Friday, August 6, 2010
Thereby Hangs A Tail by Spencer Quinn
40. Thereby Hangs a Tail - second in the Chet and Bernie series
by Spencer Quinn
unabridged audio read by Jim Frangione
Several years ago there was a phrase going around - 'may I be the kind of person my dog thinks I am.' Trite perhaps, but true nonetheless. Our dogs, Ben and Sadie, do indeed view us as perfectly wonderful, just the way Chet thinks of Bernie. The reader is all too aware of Bernie's shortcomings. He drinks too much sometimes, he smokes, he falls for schemes and repeatedly pawns precious items to raise money. Of course we learn these things through Chet's words because he is the narrator after all, but while he notes them, he never criticizes or judges or tries to change his beloved human friend. No wonder we love our dogs so much! Chet, in fact hopes Bernie never quits smoking because he loves the smell of smoke and the smoke rings which Bernie makes.

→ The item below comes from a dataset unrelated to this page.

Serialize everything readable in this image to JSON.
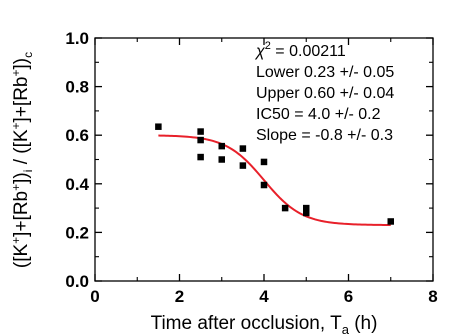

It is really the most marvelous and refreshing way to present a story, through the eyes of a dog. Chet forgets things. He doesn't have a sense of time. He doesn't understand so many human expressions. He loves to eat. He is a real dog in every way and not a cutesy character. Spencer Quinn knows dogs. He really does.
So now Chet has become a part of chez hill farm. Occasionally I'll call Ben, 'our Chet' when he does something particularly Chet-like. I go on and on to Tom about Chet's words and activities. Ah, the power of reading.
It was a pure delight to listen to the second in this series. Jim Frangione was really quite wonderful in his interpretation. I believe the mystery was even better than in the first book, Dog On It which I wrote about here. Bernie and Chet have to find a dog-napped little show dog named Princess. Though she is one of those lap dogs who is quite pampered by her owner, once she and Chet are off on an adventure together, she shows that she is a regular dog who is a real trooper.
Again, the Southwest is so well described. Though I've never been there, I can see it through Quinn's words. As in the first book, Bernie's concerns for his beloved state are expressed. He worries about the aquifer [a body of permeable rock that can contain or transmit groundwater], and the fact that a million more people are expected to move to Arizona in the next ten years. (Can this be true? Could I be remembering wrong?) The desert is both appealing and scary at the same time. It is a completely different landscape from anything I am used to, such as this butte:
And this ghost town:
There is a cast of characters in the book from old hippies who live a nomadic lifestyle in the desert to an unsavory sheriff. Bernie's girlfriend disappears along with the owner of Princess. My only complaint about this particular book is that Chet has a biopsy. Now, we all know in our hearts that he will be fine, but why include it? I headed over to Chet the Dog and was assured by the great posters there that yes, he is okay. But again, why bother to put it in?
Other than that tiny quibble, I love this book and this series. I'm so looking forward to the new one, To Fetch A Thief, coming next month. Four paws up!
Oh, and in case you've read any of the Peter Abrahams YA mysteries, he is the author of the Chet and Bernie books, using the pseudonym of Spencer Quinn. There's more about him here.